If the vaccine appears promising in preclinical studies, the vaccine sponsor submits an application for an Investigational New Drug to the US Food and Drug Administration (FDA). Law requires that the sponsor describe the manufacturing and testing processes, summarize the laboratory reports, and describe the proposed studies to evaluate the vaccine. As with therapeutic drugs, vaccine evaluation includes phase I through phase III testing. Phase I trials are intended to assess the safety of the candidate vaccine and to determine the type and extent of immune response that the vaccine provokes.
Phase II testing involves several hundred volunteers, some of whom belong to groups at risk for acquiring the disease. These trials generally are randomized and controlled and usually include a placebo group or a standard licensed vaccine when a new vaccine for that disease is being tested.
Phase III vaccine trials are designed to determine whether the vaccine will prevent the disease in question and to assess the vaccine’s safety when administered to many subjects. These studies often involve thousands or tens of thousands of participants, depending on the incidence of disease and the rates of adverse events to be detected. If these studies show the vaccine to be effective and safe, it is then licensed.
Vaccine Safety Is Actively Monitored After Licensure
Once vaccines are licensed, several processes are in place to ensure that the safety of vaccines is monitored. In 1990, the Centers for Disease Control and Prevention (CDC) and FDA established the Vaccine Adverse Events Reporting System (VAERS), a voluntary passive reporting system that serves as a signal detection system for adverse events associated with vaccines (http://vaers.hhs.gov/index). Anyone who suspects an association between a vaccination and an adverse event can report the event to VAERS. The CDC and the FDA then investigate the event. VAERS has successfully identified several adverse events related to vaccination in the past, such as intussusception after administration of the RotaShield (Wyeth Laboratories Inc, Marietta, PA) rotavirus vaccine, which was identified in 1999, leading to the ultimate withdrawal of that vaccine from the market.
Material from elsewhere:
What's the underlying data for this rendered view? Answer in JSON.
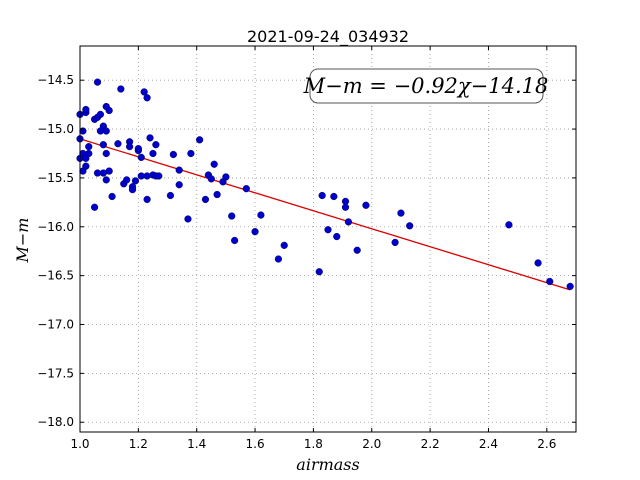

In 1990, the CDC also established the Vaccine Safety Datalink (VSD) to monitor vaccine safety. The VSD is composed of a number of large health provider groups with linked databases with comprehensive information about vaccines administered and health care encounters. Because the VSD involves millions of individuals, it can be used to detect rare events and was used to study the possible, but subsequently disproven, association between Guillain–Barré syndrome and meningococcal vaccination. Another parallel system to the VSD is the Post-Licensure Rapid Immunization Safety Monitoring system. This system uses health insurance claims data from 107 million individuals to actively monitor vaccine safety. In addition, the CDC has also established the Clinical Immunization Safety Assessment Project, a group of academic health care centers, to address specific questions about vaccine safety from individual health care providers (http://www.cdc.gov/vaccinesafety/activities/cisa.html).
In summary, vaccines are comprehensively evaluated before their licensure. They are developed and tested in large numbers of subjects, regulated by the FDA, and carefully monitored after licensure through a comprehensive safety surveillance system funded by the CDC and the FDA. In rare instances in which safety concerns are identified, regulatory or other actions to safeguard public health are taken.